Department of Microbiology & Molecular Cell Biology, Leroy T. Canoles Jr. Cancer Research Center, Eastern Virginia Medical School.
Department of Microbiology & Molecular Cell Biology, Leroy T. Canoles Jr. Cancer Research Center, Eastern Virginia Medical School;
J Vis Exp. 2022 Apr 25(182). doi: 10.3791/63704.
MicroRNAs (miRNAs) have emerged as important cellular regulators (tumor suppressors, pro-oncogenic factors) of cancer and metastasis. Most published studies focus on a single miRNA when characterizing the role of small RNAs in cancer. However, ~30% of human miRNA genes are organized in clustered units that are often co-expressed, indicating a complex and coordinated system of noncoding RNA regulation. A clearer understating of how clustered miRNA networks function cooperatively to regulate tumor growth, cancer aggressiveness, and drug resistance is required before translating noncoding small RNAs to the clinic. The use of a high-throughput clustered regularly interspaced short palindromic repeats (CRISPR)-mediated gene editing procedure has been employed to study the oncogenic role of a genomic cluster of seven miRNA genes located within a locus spanning ~35,000 bp in length in the context of prostate cancer. For this approach, human cancer cell lines were infected with a lentivirus vector for doxycycline (DOX)-inducible Cas9 nuclease grown in DOX-containing medium for 48 h. The cells were subsequently co-transfected with synthetic trans-activating CRISPR RNA (tracrRNA) complexed with genomic site-specific CRISPR RNA (crRNA) oligonucleotides to allow the rapid generation of cancer cell lines carrying the entire miRNA cluster deletion and individual or combination miRNA gene cluster deletions within a single experiment. The advantages of this high-throughput gene editing system are the ability to avoid time-consuming DNA vector subcloning, the flexibility in transfecting cells with unique guide RNA combinations in a 24-well format, and the lower-cost PCR genotyping using crude cell lysates. Studies using this streamlined approach promise to uncover functional redundancies and synergistic/antagonistic interactions between miRNA cluster members, which will aid in characterizing the complex small noncoding RNA networks involved in human disease and better inform future therapeutic design.
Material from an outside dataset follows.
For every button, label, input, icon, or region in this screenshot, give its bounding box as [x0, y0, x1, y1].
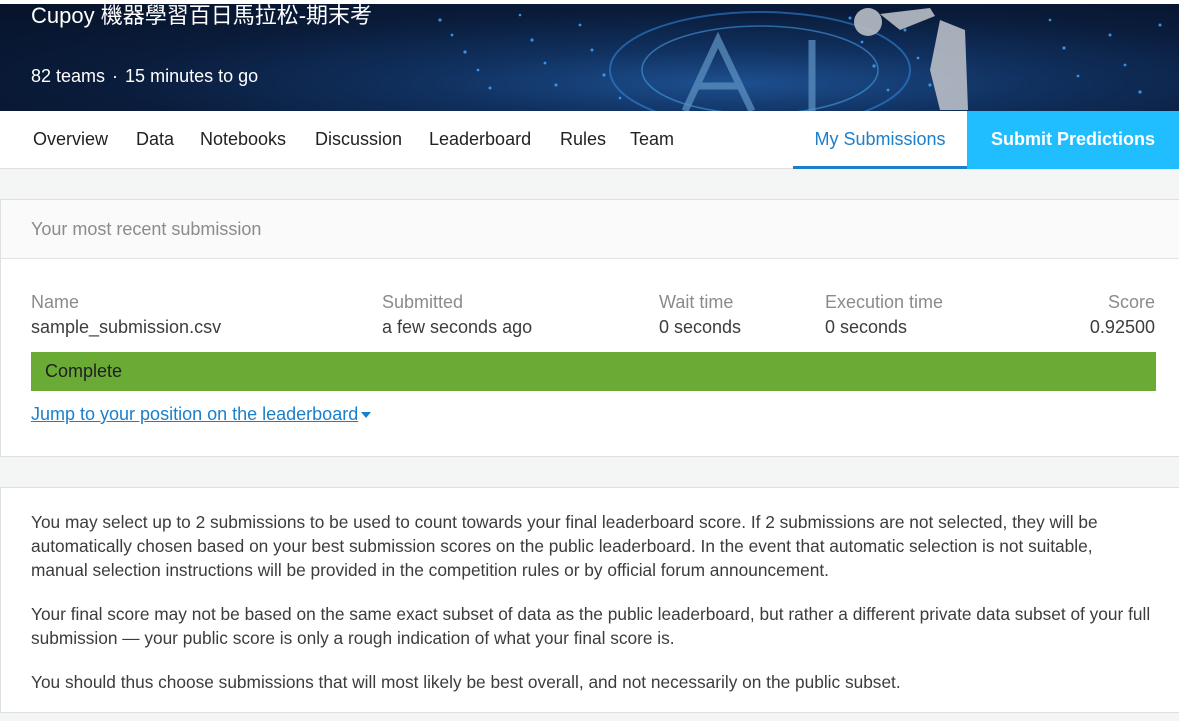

微小 RNA(miRNAs)已成为癌症和转移中重要的细胞调控因子(肿瘤抑制因子、致癌因子)。大多数已发表的研究在描述小 RNA 在癌症中的作用时,都集中在单个 miRNA 上。然而,约 30%的人类 miRNA 基因组织在簇单元中,这些单元通常是共表达的,这表明非编码 RNA 调控存在一个复杂而协调的系统。在将非编码小 RNA 转化为临床应用之前,需要更清楚地了解簇状 miRNA 网络如何协同作用来调节肿瘤生长、癌症侵袭性和耐药性。高吞吐量的簇状规律间隔的短回文重复(CRISPR)介导的基因编辑程序已被用于研究位于前列腺癌中约 35000bp 长的基因座内的七个 miRNA 基因的基因组簇的致癌作用。对于这种方法,用人源癌细胞系感染了含有 DOX 的培养基中培养 48 小时的 DOX 诱导型 Cas9 核酸酶的慢病毒载体。随后,将合成的反式激活 CRISPR RNA(tracrRNA)与基因组位点特异性 CRISPR RNA(crRNA)寡核苷酸复合物共转染到细胞中,以允许在单个实验中快速生成携带整个 miRNA 簇缺失和单个或组合 miRNA 基因簇缺失的癌细胞系。这种高通量基因编辑系统的优点是能够避免耗时的 DNA 载体亚克隆,能够以 24 孔格式灵活地转染具有独特引导 RNA 组合的细胞,以及使用粗细胞裂解物进行低成本的 PCR 基因分型。使用这种简化方法的研究有望揭示 miRNA 簇成员之间的功能冗余和协同/拮抗相互作用,这将有助于描述涉及人类疾病的复杂小非编码 RNA 网络,并更好地为未来的治疗设计提供信息。